Harrison could have left things at that and still had one of the year’s best reissues with this remastered album. But then we wouldn’t have gotten the dozen demos, live and acoustic tracks of the second disc. Among the gems encountered are a four-track early take of “Homefront Cameo,” here more overtly John, Paul, Dirk and Barry than the subsequent album version; the previously unheard “Little Star,” another song very much in a Big Star vein (it was written in Memphis during sessions for Cotton Mather’s first album); and “The Gold Gone Days,” a shimmery bit of psychedelia originally slated for Kontiki. The sound quality of the bonus material is uniformly good, and in some places equal to that of the mothership. Rounding the package out is a 28-page booklet boasting Harrison’s lines, remembrances penned by band members and Brad Wood, and candid photos.

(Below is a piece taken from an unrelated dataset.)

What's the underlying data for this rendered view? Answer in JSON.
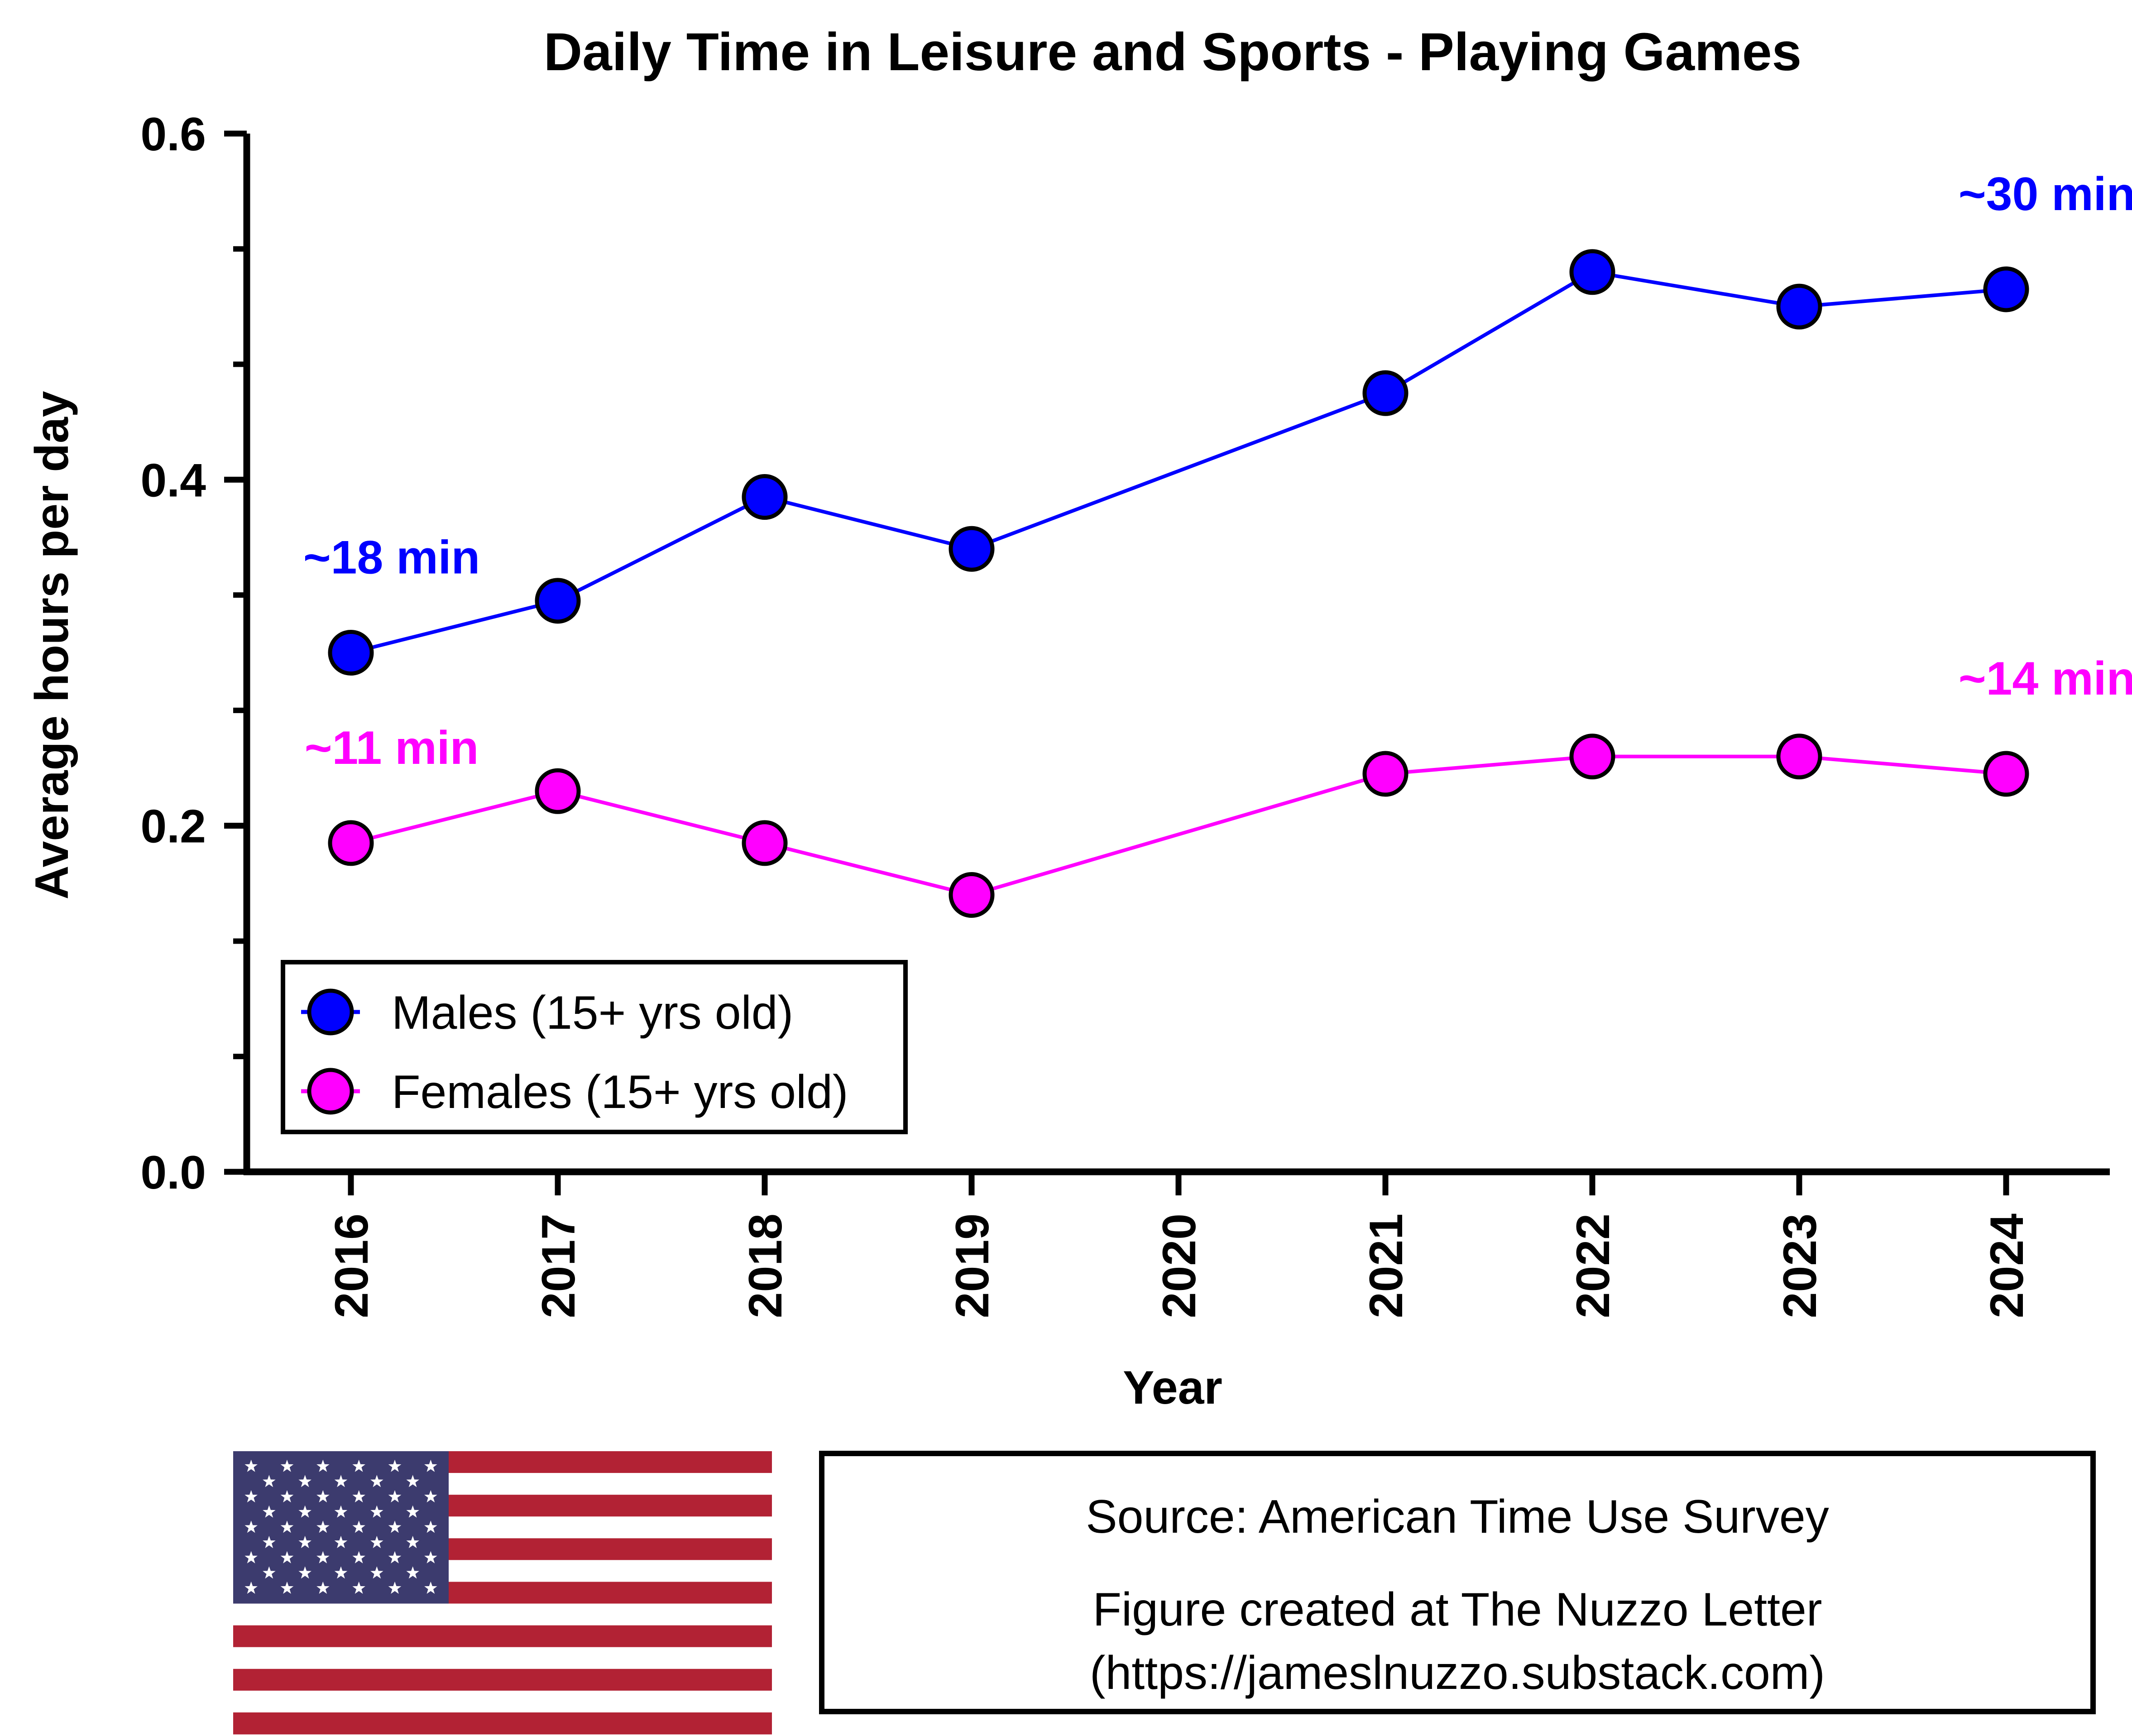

I’ve sometimes questioned the wisdom of resurrecting the oeuvre of long-forgotten bands who barely registered a blip on the public radar; aside from friends and family, who’s going to buy an archival collection from an artist that didn’t sell the first time around? In the case of Cotton Mather, however, you can throw that pseudo-rule out the window, ‘cos Kontiki – funded via Kickstarter by devoted fans with long memories – is a keeper. Stop presses: the band’s doing a reunion concert at SXSW in Austin this March, and you can bet the S&S crew will be on hand.